Envy is a feeling of discontent with another’s accomplishments, successes, or good fortune. It orients us in a negative, covetous manner to another. It is impossible to freely love someone toward whom we feel envy or jealousy. One reason we have negative feelings for others is that we compare ourselves and our situations with others, which puts us in a confrontational position toward the other. One of us is always better looking, more talented, richer, smarter, better dressed, more socially acceptable – name the trait, whenever we compare, there will be a winner and there will be a loser. One person will gloat, and the other will sulk.
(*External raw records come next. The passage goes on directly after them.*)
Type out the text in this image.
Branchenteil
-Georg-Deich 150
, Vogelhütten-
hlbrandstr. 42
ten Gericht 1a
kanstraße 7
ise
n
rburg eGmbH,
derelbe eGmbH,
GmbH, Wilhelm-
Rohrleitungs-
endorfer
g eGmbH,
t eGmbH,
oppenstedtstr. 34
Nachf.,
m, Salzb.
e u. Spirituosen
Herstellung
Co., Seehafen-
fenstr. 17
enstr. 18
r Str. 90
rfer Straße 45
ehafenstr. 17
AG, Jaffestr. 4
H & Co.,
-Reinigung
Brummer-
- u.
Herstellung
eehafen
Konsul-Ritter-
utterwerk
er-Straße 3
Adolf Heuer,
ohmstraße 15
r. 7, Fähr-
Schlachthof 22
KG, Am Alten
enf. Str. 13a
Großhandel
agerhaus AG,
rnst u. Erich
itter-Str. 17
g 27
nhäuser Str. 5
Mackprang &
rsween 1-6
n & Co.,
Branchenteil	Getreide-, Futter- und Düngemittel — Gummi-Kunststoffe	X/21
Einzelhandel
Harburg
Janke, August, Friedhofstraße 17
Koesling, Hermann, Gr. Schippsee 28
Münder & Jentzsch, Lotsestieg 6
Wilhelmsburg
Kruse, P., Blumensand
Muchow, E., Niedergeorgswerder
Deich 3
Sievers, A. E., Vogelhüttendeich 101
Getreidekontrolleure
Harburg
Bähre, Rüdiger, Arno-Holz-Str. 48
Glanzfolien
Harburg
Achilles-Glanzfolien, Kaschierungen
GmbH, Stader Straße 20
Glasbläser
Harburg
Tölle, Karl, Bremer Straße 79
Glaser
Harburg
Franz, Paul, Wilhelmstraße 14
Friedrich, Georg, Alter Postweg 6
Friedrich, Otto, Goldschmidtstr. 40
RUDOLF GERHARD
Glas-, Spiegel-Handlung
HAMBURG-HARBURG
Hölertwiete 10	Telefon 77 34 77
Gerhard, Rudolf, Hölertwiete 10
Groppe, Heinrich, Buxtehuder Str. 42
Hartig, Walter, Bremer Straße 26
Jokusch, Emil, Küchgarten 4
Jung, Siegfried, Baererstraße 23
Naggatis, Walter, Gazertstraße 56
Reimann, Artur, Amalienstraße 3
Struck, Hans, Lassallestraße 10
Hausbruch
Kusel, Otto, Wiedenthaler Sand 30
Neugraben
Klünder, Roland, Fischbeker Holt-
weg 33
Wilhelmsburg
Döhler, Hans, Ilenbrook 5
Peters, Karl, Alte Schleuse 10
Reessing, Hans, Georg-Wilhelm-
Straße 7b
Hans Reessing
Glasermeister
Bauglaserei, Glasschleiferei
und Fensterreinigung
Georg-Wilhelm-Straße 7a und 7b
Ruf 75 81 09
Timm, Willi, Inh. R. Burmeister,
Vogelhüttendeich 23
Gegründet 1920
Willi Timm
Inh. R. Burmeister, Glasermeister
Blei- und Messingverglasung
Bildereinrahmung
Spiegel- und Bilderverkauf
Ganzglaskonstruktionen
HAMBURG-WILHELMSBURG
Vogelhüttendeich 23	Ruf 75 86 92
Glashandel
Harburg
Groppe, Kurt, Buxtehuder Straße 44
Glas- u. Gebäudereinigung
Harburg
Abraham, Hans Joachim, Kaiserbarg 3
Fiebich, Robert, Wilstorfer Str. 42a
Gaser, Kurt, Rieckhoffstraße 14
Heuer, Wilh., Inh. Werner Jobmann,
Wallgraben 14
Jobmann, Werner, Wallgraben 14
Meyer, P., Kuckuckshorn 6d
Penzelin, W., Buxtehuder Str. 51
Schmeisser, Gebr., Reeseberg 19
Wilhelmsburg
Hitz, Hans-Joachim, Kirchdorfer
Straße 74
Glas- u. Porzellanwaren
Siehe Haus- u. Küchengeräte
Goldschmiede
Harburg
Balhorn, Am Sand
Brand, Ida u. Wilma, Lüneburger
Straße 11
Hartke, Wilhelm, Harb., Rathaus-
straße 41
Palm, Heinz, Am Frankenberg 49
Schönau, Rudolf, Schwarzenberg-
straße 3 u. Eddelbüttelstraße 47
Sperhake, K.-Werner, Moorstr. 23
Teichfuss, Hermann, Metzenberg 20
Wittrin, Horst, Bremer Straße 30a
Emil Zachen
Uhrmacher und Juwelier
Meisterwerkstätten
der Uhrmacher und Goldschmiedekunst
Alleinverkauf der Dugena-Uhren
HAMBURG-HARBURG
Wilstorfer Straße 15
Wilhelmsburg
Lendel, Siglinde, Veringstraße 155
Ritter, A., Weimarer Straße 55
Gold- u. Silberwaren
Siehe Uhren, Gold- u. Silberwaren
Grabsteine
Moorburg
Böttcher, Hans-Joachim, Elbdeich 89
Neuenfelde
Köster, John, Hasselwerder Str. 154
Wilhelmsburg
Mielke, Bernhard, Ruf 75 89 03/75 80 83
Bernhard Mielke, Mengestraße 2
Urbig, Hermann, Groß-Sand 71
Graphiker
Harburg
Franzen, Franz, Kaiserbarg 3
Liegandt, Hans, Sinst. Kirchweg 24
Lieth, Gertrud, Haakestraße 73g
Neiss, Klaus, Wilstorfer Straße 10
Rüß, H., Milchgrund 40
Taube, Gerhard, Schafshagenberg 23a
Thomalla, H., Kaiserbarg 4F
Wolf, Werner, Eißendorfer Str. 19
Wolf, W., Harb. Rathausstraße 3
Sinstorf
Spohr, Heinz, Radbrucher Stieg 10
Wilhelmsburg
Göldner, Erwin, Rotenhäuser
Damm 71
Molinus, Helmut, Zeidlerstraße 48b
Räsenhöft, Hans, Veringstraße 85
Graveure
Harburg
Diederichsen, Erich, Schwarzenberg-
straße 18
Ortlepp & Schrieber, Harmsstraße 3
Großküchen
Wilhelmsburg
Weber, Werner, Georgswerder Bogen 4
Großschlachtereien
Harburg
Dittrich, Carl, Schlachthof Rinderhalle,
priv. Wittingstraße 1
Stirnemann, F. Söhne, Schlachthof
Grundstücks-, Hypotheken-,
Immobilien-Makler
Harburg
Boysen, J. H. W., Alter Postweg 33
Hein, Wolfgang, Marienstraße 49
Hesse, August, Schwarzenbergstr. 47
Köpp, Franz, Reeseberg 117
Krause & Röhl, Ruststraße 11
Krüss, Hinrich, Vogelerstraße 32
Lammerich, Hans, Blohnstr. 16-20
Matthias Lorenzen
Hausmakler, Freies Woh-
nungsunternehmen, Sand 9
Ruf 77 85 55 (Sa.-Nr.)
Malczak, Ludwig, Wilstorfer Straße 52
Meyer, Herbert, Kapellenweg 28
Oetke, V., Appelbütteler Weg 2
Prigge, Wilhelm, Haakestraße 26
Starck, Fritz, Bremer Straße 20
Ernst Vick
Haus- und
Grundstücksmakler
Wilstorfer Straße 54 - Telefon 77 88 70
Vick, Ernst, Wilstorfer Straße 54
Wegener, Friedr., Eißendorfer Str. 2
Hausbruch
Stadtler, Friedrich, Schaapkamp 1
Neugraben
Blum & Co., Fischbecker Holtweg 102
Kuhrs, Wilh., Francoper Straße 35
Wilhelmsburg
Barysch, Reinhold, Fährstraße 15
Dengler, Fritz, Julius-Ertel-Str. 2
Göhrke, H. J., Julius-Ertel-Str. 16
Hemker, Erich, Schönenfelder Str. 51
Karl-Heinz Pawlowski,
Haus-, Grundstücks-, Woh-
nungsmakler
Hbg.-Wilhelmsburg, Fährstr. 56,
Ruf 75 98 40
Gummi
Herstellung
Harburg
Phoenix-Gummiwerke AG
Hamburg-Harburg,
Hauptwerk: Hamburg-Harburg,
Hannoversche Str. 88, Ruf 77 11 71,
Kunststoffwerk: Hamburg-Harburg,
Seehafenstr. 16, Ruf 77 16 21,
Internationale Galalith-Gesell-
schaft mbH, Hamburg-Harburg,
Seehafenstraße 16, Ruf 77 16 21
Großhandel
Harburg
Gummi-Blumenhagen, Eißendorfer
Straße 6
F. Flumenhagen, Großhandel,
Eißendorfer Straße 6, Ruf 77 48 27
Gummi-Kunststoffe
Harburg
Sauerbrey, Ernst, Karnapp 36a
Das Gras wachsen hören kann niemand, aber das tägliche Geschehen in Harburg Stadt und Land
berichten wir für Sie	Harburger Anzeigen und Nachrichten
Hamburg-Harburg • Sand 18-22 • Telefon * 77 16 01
True love, on the other hand, is not threatened by the good fortune of the other. The Tinman was genuinely thrilled that the Scarecrow received acknowledgement for his intelligence, and that the Cowardly Lion was rewarded for his courage. When we compare ourselves to others, we feel threatened whenever something good happens to them that is not also happening to us. When we only think of how we are different from others, instead of how we are similar, something good happening to another feels like something good has been withheld from us. That sort of immature, emotional (and all-too-common) response is selfish and narcissistic, making it incompatible with love.
This leads us to the basic belief that underlies envy – that of scarcity. If we believe, even subconsciously, that there is only so much love and blessing to go around, then we will see the love bestowed on others as love we cannot get for ourselves. We become envious because someone else has something we will never be able to have. God, however, is a God of abundance. Being envious shows our lack of faith that God will provide good things in our lives, too. One way we can reduce the envy in our lives is to recognize and name the abundance we experience. Less envy results in more love.
Let us make 2016 the year of love, as love was meant to be.